Toronto man charged in alleged $2.5 million investment scam

Alleged multi-million fraud raised fresh questions on how investors were protected

Toronto man charged in alleged $2.5 million investment scam

Police in York Region charged a Toronto man in connection with what they alleged was a multi‑million‑dollar investment scam tied to his company, Equity Line Service Corporation, highlighting ongoing concerns about investor protection in the private capital and alternative‑lending space.

Investigators said the case began in March 2025 when a complainant came forward after investing funds through the suspect in February 2024 and being “promised a return on their investment.” Police alleged the money was not used as agreed.

According to York Regional Police, officers later identified five more complainants who also invested through the same individual.
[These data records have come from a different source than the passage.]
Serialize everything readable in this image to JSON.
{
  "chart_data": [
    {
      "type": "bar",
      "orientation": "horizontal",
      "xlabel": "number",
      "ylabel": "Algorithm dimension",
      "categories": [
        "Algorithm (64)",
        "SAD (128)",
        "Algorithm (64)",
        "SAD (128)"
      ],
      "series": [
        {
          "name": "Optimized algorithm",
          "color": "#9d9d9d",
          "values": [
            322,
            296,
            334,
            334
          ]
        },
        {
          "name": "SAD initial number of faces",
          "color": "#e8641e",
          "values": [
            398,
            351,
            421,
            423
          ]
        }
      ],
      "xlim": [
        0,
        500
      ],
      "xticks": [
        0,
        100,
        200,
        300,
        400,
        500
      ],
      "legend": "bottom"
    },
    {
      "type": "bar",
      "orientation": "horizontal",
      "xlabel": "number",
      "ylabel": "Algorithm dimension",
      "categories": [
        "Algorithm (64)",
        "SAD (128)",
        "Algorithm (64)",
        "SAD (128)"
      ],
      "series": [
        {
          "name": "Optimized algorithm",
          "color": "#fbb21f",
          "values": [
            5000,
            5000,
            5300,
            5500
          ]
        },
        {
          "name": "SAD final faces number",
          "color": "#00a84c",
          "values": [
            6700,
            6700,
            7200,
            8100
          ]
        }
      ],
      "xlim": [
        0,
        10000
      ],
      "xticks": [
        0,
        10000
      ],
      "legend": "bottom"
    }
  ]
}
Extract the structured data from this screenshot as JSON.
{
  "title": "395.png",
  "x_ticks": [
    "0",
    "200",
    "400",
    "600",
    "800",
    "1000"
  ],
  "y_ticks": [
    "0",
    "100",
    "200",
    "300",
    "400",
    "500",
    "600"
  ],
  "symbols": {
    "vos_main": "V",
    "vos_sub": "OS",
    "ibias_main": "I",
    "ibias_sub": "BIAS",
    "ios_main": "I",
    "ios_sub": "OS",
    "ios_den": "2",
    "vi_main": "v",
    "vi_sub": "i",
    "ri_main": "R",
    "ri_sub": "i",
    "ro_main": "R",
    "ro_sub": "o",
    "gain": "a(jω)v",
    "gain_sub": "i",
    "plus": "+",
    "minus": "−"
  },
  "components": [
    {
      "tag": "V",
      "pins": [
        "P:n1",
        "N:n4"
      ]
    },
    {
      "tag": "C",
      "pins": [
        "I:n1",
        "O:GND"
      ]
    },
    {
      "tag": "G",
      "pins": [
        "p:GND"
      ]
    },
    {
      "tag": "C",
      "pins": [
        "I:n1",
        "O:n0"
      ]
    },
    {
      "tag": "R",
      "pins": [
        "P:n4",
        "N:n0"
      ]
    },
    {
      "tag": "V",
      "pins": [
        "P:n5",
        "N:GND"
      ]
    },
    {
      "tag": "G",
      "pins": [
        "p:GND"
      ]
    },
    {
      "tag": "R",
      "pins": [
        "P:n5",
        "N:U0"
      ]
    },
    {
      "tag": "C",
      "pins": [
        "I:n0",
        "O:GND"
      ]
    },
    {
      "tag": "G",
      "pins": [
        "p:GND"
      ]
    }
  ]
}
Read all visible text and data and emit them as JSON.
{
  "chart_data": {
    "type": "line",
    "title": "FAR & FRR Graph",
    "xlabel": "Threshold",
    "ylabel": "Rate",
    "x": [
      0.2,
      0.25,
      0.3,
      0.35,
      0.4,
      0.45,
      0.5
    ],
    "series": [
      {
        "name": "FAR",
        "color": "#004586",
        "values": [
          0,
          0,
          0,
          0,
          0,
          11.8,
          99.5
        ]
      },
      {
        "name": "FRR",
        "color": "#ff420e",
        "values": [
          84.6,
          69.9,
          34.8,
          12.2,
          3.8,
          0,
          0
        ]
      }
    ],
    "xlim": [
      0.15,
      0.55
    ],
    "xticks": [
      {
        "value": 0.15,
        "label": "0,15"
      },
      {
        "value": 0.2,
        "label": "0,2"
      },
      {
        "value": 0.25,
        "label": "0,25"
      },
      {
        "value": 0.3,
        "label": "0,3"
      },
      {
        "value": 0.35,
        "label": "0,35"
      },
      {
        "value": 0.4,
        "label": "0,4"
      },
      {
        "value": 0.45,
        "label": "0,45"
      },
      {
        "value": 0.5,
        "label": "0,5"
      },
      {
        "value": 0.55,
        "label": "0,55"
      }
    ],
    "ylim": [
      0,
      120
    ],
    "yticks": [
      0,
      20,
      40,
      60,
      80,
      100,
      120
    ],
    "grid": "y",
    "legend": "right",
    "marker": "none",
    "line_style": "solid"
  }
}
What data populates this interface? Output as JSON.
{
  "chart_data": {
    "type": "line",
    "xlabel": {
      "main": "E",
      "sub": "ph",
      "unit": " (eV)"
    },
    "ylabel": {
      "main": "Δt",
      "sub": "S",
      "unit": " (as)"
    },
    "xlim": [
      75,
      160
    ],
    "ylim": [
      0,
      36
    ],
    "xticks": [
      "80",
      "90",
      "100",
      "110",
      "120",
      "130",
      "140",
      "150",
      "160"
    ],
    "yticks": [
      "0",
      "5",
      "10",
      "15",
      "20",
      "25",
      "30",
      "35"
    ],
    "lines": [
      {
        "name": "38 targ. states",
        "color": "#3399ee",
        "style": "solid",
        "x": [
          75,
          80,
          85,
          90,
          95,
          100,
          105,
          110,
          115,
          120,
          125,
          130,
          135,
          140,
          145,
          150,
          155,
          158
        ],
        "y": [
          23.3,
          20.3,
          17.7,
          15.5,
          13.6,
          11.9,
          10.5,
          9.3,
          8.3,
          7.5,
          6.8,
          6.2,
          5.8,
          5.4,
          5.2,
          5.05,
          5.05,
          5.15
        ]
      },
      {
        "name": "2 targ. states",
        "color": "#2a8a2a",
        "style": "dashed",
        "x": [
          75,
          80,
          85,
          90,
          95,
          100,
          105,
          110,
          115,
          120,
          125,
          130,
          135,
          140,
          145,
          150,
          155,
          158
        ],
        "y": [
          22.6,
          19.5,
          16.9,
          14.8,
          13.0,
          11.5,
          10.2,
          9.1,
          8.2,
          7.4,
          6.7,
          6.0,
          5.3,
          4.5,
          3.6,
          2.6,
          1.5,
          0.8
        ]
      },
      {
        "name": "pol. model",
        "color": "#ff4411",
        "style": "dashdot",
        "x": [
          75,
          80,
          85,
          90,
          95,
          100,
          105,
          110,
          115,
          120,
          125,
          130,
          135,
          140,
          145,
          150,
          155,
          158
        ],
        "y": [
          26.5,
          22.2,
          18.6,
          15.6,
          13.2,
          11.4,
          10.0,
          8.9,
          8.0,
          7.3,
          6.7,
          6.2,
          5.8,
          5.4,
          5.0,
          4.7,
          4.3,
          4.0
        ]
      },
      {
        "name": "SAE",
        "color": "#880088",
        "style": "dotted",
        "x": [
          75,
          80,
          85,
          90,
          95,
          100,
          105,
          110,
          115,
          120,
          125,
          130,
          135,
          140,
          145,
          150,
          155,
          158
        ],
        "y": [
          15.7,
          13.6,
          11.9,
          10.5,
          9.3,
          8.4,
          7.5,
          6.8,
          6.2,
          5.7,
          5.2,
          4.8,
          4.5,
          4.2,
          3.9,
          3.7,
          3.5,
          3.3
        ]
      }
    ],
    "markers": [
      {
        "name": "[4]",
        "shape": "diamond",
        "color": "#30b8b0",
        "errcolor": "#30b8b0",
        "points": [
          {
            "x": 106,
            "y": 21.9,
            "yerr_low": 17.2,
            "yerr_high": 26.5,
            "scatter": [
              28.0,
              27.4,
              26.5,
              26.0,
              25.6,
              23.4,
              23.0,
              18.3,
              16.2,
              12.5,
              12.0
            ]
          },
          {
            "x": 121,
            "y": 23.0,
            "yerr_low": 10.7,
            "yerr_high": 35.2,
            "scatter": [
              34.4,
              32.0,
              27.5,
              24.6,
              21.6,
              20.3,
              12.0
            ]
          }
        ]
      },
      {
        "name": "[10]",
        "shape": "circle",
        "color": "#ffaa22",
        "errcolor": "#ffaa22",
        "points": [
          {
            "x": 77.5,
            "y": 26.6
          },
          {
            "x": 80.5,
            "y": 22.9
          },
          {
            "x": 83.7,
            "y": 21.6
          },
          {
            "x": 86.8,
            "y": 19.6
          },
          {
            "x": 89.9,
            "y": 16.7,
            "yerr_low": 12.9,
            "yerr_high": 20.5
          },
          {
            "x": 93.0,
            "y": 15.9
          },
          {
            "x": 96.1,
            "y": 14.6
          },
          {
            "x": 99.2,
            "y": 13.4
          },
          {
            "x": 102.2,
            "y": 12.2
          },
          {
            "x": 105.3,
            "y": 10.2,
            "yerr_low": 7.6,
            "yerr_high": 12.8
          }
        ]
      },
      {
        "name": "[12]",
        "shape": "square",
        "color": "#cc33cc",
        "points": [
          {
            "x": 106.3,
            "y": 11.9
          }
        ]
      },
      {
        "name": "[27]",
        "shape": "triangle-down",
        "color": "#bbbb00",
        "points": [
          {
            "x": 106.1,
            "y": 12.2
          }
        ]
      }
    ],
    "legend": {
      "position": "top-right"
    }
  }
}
“It is believed the suspect misappropriated the investment funds from the victims for personal gain,” the service said in a statement.

Police said more than $2.5 million was placed with the suspect, stressing that the allegations has not yet been tested in court.

After what officers described as a lengthy investigation, police charged 40‑year‑old Sergiy Shchavyelyev of Toronto in December 2025 with six counts of fraud over $5,000.

“The investigation is still ongoing and we are putting the male’s photo out because our investigators do believe there are additional victims and encourage them to come forward if they have any similar cases like this one,” Constable Kevin Nebrija told CP24.

Nebrija said officers were “still trying to track exactly where” investors’ money has gone, but believed the funds were diverted for the suspect’s “own financial gain.”

He added that the case served as a reminder that “if something feels too good to be true” investors should “trust your instinct.”

Growing fraud risks in alternative and mortgage markets

Fraud concerns have been mounting in adjacent corners of the mortgage market.

Ontario’s Financial Services Regulatory Authority warned that private lending remains “more susceptible to consumer and investor harm” in a higher‑rate environment, particularly where transparency around fees and suitability broke down.

Regulators in other provinces also flagged scams in which unlicensed middlemen and related firms allegedly used altered land‑title documents and misleading collateral claims to obtain funds from private lenders – often leaving those lenders exposed when the underlying property or security did not match what has been promised.

Mortgage‑related fraud, including application and title schemes, has been on the rise in recent years, with investigators warning that fraudsters often targeted properties with low or no existing mortgage balances.

Higher rates of application‑level fraud among certain borrower segments reinforcie calls for stronger broker due diligence and income verification.